Yes. BR had an easy double, maybe a triple, but tripped over F3 on the way to 2B. The ump can give BR 3B, not just the next base.

If the answer is yes, then if the runner is advancing, the umpire can award as he sees fit (one minimum or possibly more).

Yes.

If the runner is returning (and a play is not imminent) then the runner only gets one base.

Right. In Fed. But once again, many Fed umps, thinking OBR, do not award the next base.

If play is imminent, then either the runner is out when obstructed and tagged, or the runner stays at the base if he is obstructed yet manages to get back safely. Is that correct?

Not if he's obstructed, but if you judge the contact to be "incidental" and not obstruction, then yes. However, the benefit of any doubt goes to the runner, and the fielder has to make that play look awfully good. Honestly, I don't think I've seen it more than a couple of times in my life, if that.

I suspect that better wording than "imminent" would be "as the play is happening" or "in the immediacy of the play." If the ball isn't right there—if it's really still on its way—it's obstruction to me. I can see incidental contact occurring as a fielder covers a base and the throw draws the fielder into the path of the runner. If the runner made contact with the fielder just before the ball arrived and the fielder practically simultaneously caught the ball and made the tag, I'd probably call that an out. But it would have to be the throw drawing the fielder into the runner. Simply blocking the base before the runner got there is obstruction.

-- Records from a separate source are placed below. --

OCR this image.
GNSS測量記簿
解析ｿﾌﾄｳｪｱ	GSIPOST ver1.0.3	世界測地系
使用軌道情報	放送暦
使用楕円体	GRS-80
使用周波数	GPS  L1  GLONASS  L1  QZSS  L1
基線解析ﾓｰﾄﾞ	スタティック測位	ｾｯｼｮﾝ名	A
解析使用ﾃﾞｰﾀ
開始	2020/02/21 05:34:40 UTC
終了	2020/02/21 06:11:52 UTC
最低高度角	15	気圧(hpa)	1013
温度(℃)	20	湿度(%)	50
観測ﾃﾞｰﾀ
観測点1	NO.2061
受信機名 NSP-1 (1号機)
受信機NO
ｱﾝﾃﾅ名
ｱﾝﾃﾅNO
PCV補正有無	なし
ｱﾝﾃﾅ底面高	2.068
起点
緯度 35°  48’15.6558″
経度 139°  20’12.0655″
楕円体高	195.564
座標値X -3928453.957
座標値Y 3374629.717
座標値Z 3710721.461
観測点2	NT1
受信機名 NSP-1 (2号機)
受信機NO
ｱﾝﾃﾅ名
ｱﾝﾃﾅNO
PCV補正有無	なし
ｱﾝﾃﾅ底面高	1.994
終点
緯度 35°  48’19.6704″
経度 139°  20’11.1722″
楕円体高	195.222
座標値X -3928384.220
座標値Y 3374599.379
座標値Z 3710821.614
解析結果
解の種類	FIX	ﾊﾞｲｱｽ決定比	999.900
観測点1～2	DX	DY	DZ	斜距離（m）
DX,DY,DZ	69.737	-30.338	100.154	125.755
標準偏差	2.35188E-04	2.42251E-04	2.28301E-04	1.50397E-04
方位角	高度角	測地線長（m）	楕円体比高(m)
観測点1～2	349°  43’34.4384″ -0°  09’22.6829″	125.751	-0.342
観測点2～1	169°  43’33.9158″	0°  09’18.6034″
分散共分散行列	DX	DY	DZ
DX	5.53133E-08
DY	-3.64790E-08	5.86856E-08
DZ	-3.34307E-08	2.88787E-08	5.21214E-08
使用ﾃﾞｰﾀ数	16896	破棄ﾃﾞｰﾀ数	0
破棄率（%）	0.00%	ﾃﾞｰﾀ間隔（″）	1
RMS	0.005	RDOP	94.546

If the play happens to you, make a snap decision, and then call it and briefly explain it as if you're 100 percent positive, there's no doubt whatsoever in your mind, and there's nothing much to discuss.

Just edited a medical report by a major drug company in which they described the importance of their "eminent" product launch. If those doctors had read our rules books, they'd have known the word they wanted was "imminent."